The Bologna process aims at establishing a European Higher Education Area (website¦wikipedia). This involves facilitating mobility of students, graduates and higher education staff; mutual recognition of qualifications; broadening access; and improving standards. Important sub-goals include quality assurance and establishment of a basic framework for European higher education qualifications, involving a (180-240 credit) bachelor’s degree, a (60-120 credit) master’s degree, and a doctoral degree.
The name of the process derives from its origins in the Declaration of Bologna, signed by 29 nations in 1999. (Bologna is the oldest university in the Western world, believed to have been founded in 1088.) The process now involves 47 countries. Its organisation turns on two-yearly conferences of the Education ministers, held in Prague (2001), Berlin (2003), Bergen (2005), London (2007) and Leuven (2009).
Ireland has been involved with the process from the start, and it is now a core part of the national debate around qualifications. See bologna.ie.

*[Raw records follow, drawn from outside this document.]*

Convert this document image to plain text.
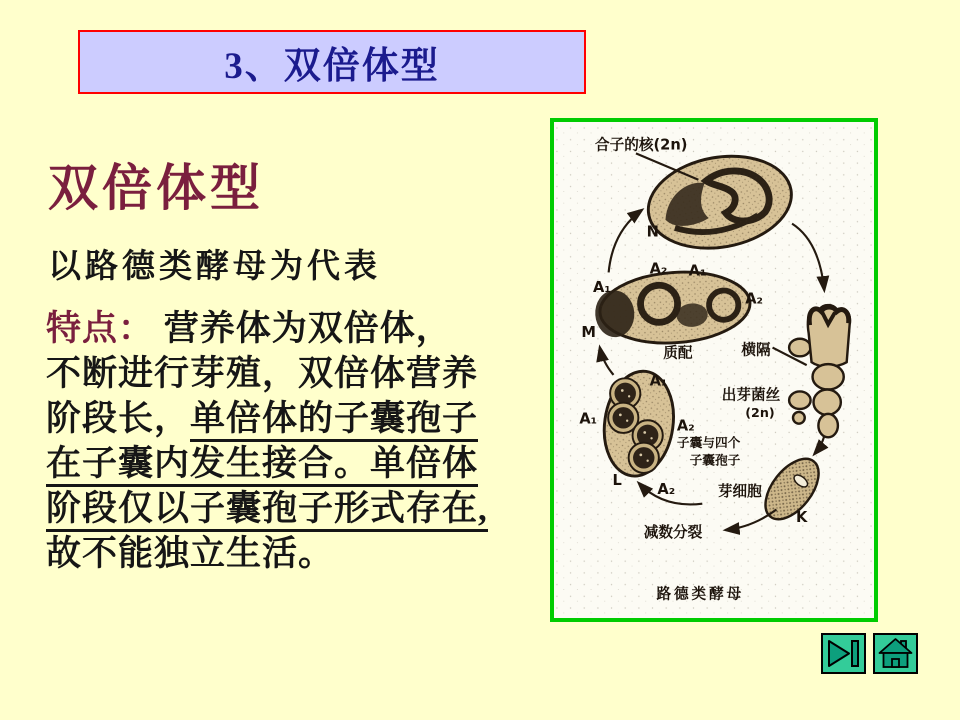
3、双倍体型
双倍体型
以路德类酵母为代表
特点： 营养体为双倍体，
不断进行芽殖，双倍体营养
阶段长，单倍体的子囊孢子
在子囊内发生接合。单倍体
阶段仅以子囊孢子形式存在,
故不能独立生活。
合子的核(2n)
N
A₂ A₁
A₁
A₂
M
质配	横隔
出芽菌丝
(2n)
芽细胞
K
减数分裂
A₁
A₁	A₂
L
A₂
子囊与四个
子囊孢子
路德类酵母
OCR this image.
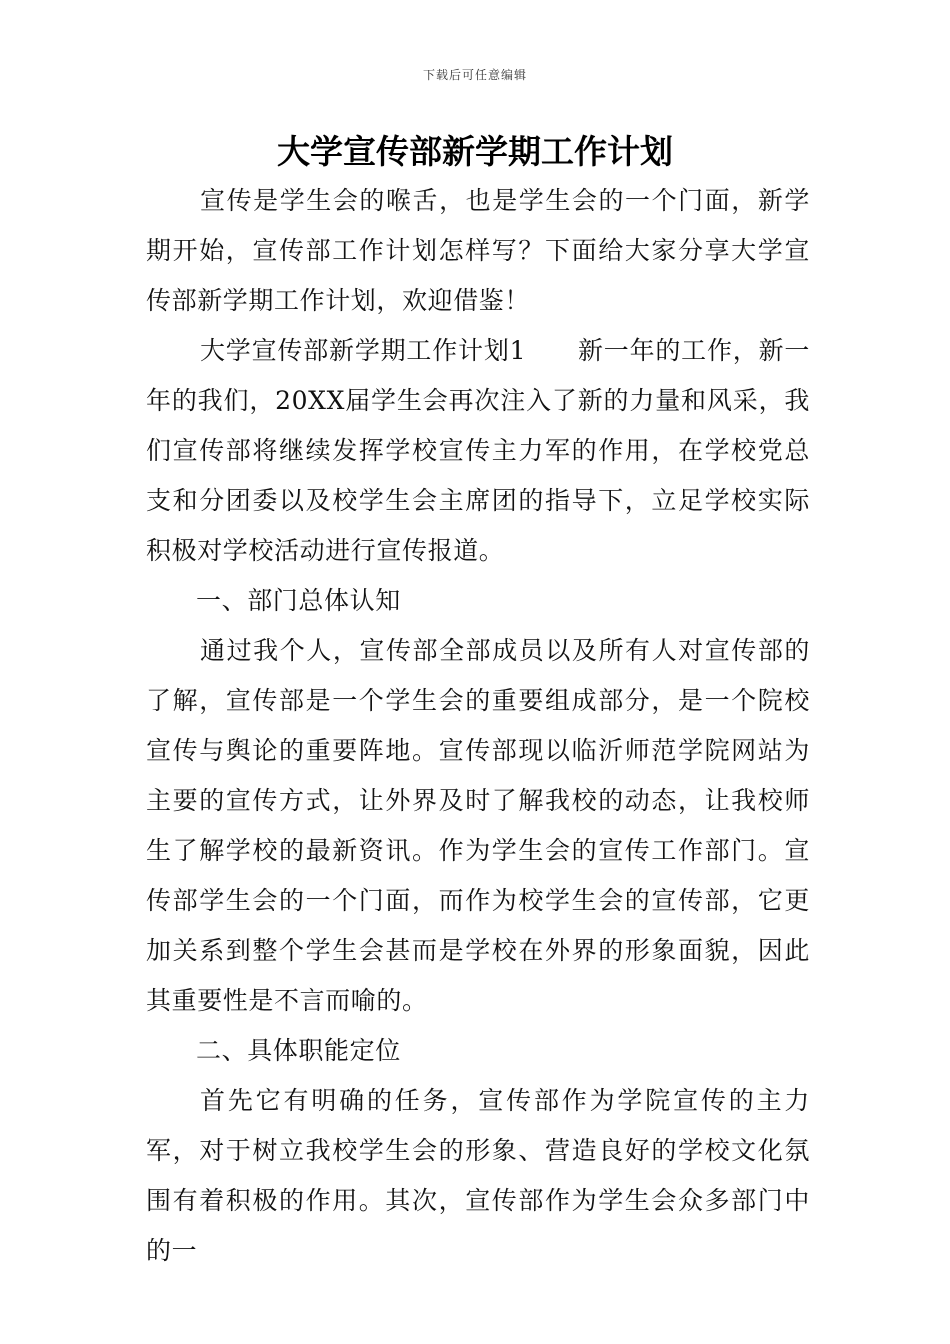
下载后可任意编辑
大学宣传部新学期工作计划

宣传是学生会的喉舌，也是学生会的一个门面，新学期开始，宣传部工作计划怎样写？下面给大家分享大学宣传部新学期工作计划，欢迎借鉴！

大学宣传部新学期工作计划1　　新一年的工作，新一年的我们，20XX届学生会再次注入了新的力量和风采，我们宣传部将继续发挥学校宣传主力军的作用，在学校党总支和分团委以及校学生会主席团的指导下，立足学校实际积极对学校活动进行宣传报道。

一、部门总体认知

通过我个人，宣传部全部成员以及所有人对宣传部的了解，宣传部是一个学生会的重要组成部分，是一个院校宣传与舆论的重要阵地。宣传部现以临沂师范学院网站为主要的宣传方式，让外界及时了解我校的动态，让我校师生了解学校的最新资讯。作为学生会的宣传工作部门。宣传部学生会的一个门面，而作为校学生会的宣传部，它更加关系到整个学生会甚而是学校在外界的形象面貌，因此其重要性是不言而喻的。

二、具体职能定位

首先它有明确的任务，宣传部作为学院宣传的主力军，对于树立我校学生会的形象、营造良好的学校文化氛围有着积极的作用。其次，宣传部作为学生会众多部门中的一
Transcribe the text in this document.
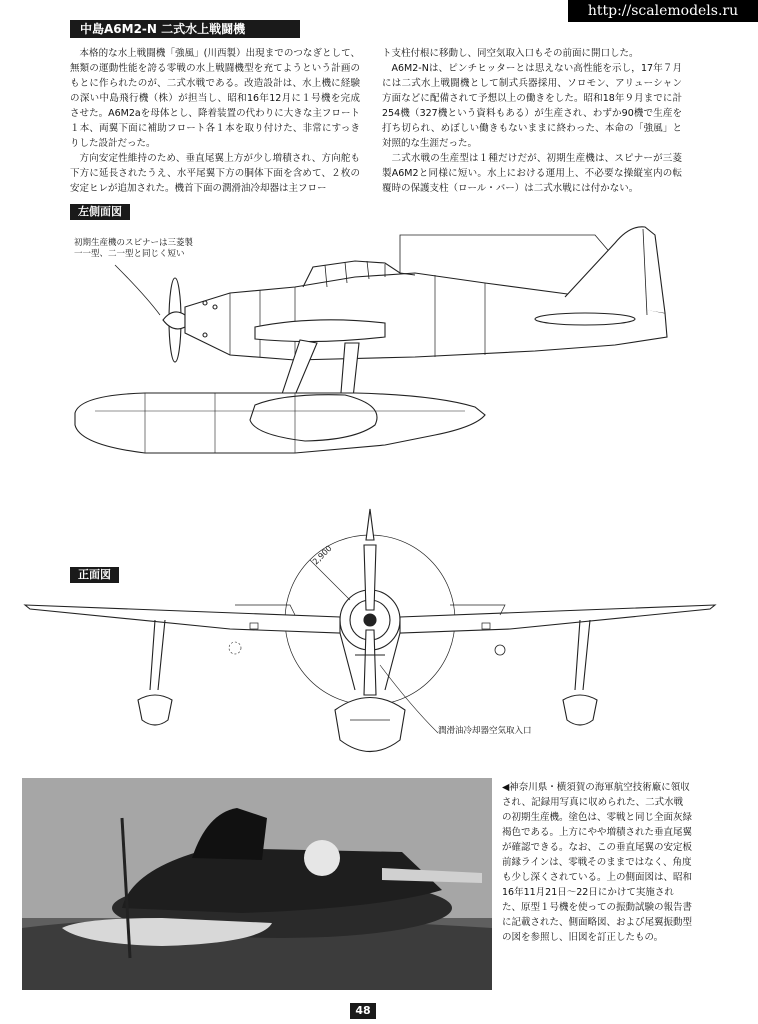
http://scalemodels.ru
中島A6M2-N 二式水上戦闘機

本格的な水上戦闘機「強風」(川西製）出現までのつなぎとして、無類の運動性能を誇る零戦の水上戦闘機型を充てようという計画のもとに作られたのが、二式水戦である。改造設計は、水上機に経験の深い中島飛行機（株）が担当し、昭和16年12月に１号機を完成させた。A6M2aを母体とし、降着装置の代わりに大きな主フロート１本、両翼下面に補助フロート各１本を取り付けた、非常にすっきりした設計だった。

方向安定性維持のため、垂直尾翼上方が少し増積され、方向舵も下方に延長されたうえ、水平尾翼下方の胴体下面を含めて、２枚の安定ヒレが追加された。機首下面の潤滑油冷却器は主フロー

ト支柱付根に移動し、同空気取入口もその前面に開口した。

A6M2-Nは、ピンチヒッターとは思えない高性能を示し，17年７月には二式水上戦闘機として制式兵器採用、ソロモン、アリューシャン方面などに配備されて予想以上の働きをした。昭和18年９月までに計254機（327機という資料もある）が生産され、わずか90機で生産を打ち切られ、めぼしい働きもないままに終わった、本命の「強風」と対照的な生涯だった。

二式水戦の生産型は１種だけだが、初期生産機は、スピナーが三菱製A6M2と同様に短い。水上における運用上、不必要な操縦室内の転覆時の保護支柱（ロール・バー）は二式水戦には付かない。

左側面図
初期生産機のスピナーは三菱製
一一型、二一型と同じく短い
正面図
2,900
潤滑油冷却器空気取入口
◀神奈川県・横須賀の海軍航空技術廠に領収され、記録用写真に収められた、二式水戦の初期生産機。塗色は、零戦と同じ全面灰緑褐色である。上方にやや増積された垂直尾翼が確認できる。なお、この垂直尾翼の安定板前縁ラインは、零戦そのままではなく、角度も少し深くされている。上の側面図は、昭和16年11月21日〜22日にかけて実施された、原型１号機を使っての振動試験の報告書に記載された、側面略図、および尾翼振動型の図を参照し、旧図を訂正したもの。
48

The process has attracted some controversy, especially where standardisation of qualifications seems to threaten existing arrangements without improving them. The precise status of master’s degrees, and their relation to bachelor’s degrees, has proved particularly problematical. In some countries, the process has been implemented concurrently with unpopular reforms such as the introduction of student fees and the reduction of university autonomy, and so has been tarred with the same brush.